After three months of waiting since I knew Minnesota-band Howler was coming to play Debaser, last Thursday was finally the day I got the chance to experience myself what NME had been hailing as the best new band in 2011.
Around 8.40 pm, the Canadian four-piece band Hooded Fang opened the show delivering a solid performance through and through of more or less 10 indie-pop songs with danceable 60’s rock sound. Shamefully, the audience who sparsely filled the room seemed reluctant to move their bodies which I bet they secretly wished have done, well maybe except for the one girl who could not look away from seeing Howler’s Jordan Gatesmith (vocal) and Max Petrek (bass) who stood by the stage watching Hooded Fang played. Even so, it did not stop the pair of Daniel Lee (main vocal, guitar) and April Aliermo (bass, vocal) from embracing the crowd with friendly greetings and funny and slightly inappropriate jokes as common attributes they apparently shared with Howler. From that moment on, it was really nice to see how in juxtaposition these two bands took their shows both lightly and seriously which has become their appeal beside their music. Anyway, Polaris Prize-nominated Hooded Fang has released two greatly praised albums called Album and Tosta Mista for you to check out.

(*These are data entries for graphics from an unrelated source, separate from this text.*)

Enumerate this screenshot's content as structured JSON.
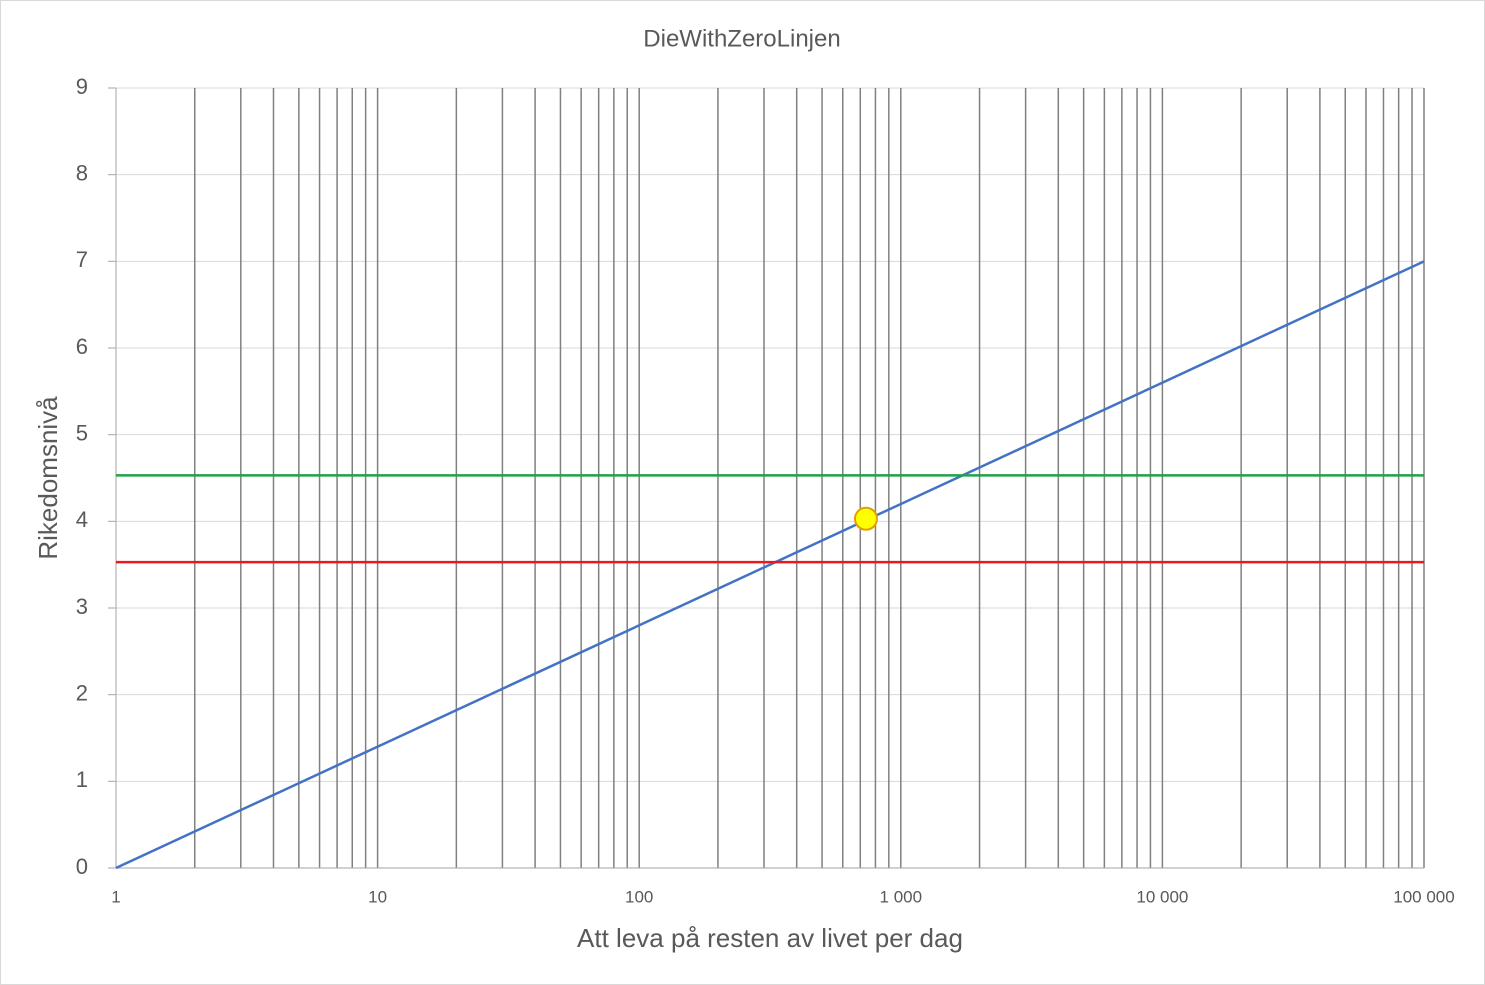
{
  "chart_data": {
    "type": "line",
    "title": "DieWithZeroLinjen",
    "xlabel": "Att leva på resten av livet per dag",
    "ylabel": "Rikedomsnivå",
    "xscale": "log",
    "xlim": [
      1,
      100000
    ],
    "xticks": [
      1,
      10,
      100,
      {
        "value": 1000,
        "label": "1 000"
      },
      {
        "value": 10000,
        "label": "10 000"
      },
      {
        "value": 100000,
        "label": "100 000"
      }
    ],
    "x_minor_grid": [
      2,
      3,
      4,
      5,
      6,
      7,
      8,
      9,
      20,
      30,
      40,
      50,
      60,
      70,
      80,
      90,
      200,
      300,
      400,
      500,
      600,
      700,
      800,
      900,
      2000,
      3000,
      4000,
      5000,
      6000,
      7000,
      8000,
      9000,
      20000,
      30000,
      40000,
      50000,
      60000,
      70000,
      80000,
      90000
    ],
    "ylim": [
      0,
      9
    ],
    "yticks": [
      0,
      1,
      2,
      3,
      4,
      5,
      6,
      7,
      8,
      9
    ],
    "grid": true,
    "series": [
      {
        "color": "#4472c4",
        "x": [
          1,
          100000
        ],
        "values": [
          0,
          7
        ]
      },
      {
        "color": "#1fa34a",
        "x": [
          1,
          100000
        ],
        "values": [
          4.53,
          4.53
        ]
      },
      {
        "color": "#e8191f",
        "x": [
          1,
          100000
        ],
        "values": [
          3.53,
          3.53
        ]
      },
      {
        "color": "#ffff00",
        "edgecolor": "#e0a000",
        "marker": "circle",
        "x": [
          736
        ],
        "values": [
          4.03
        ]
      }
    ]
  }
}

After doing sound check by themselves, Howler finally took the stage shortly before 10 pm. Kicking off with Wailing (Making Out), Howler effortlessly showed their quality, but when I looked at people around me, there was an atmosphere of uncertainty of how good or bad the night would turn out. Throughout all the songs which were taken from their debut album America Grow Up, some genuine fans in the front row let loose with the music (especially during Told You Once and Back of Your Neck), yet some others were unmoved. It was absurd (and a pity), but it was a relief as well to see that the crowd still appreciated the band in their own way because they should have. Musically, in my opinion, Howler is The Strokes meets The Libertines. However, Jordan’s low, rough and sometimes a bit mumbled voice, Ian Nygaard’s sharp guitar playing, Max Petrek’s kicking bass and Brent Mayes’ powerful drumming brought on their own kind of rock and roll and professionalism. They were loud, a good kind of loud which could make you just want to grab someone and dance like no one was watching. The fact that Ian had to use Jordan’s guitar because of his own broken strings in the middle of the show and how they were actually looking forward to going home after a long tour did not make me doubt of their young, fresh and huge talents. Behind the skinny jeans and the sneakers, they have quality which makes everything totally worth it. Howler lived up to the hype, and absolutely so much more.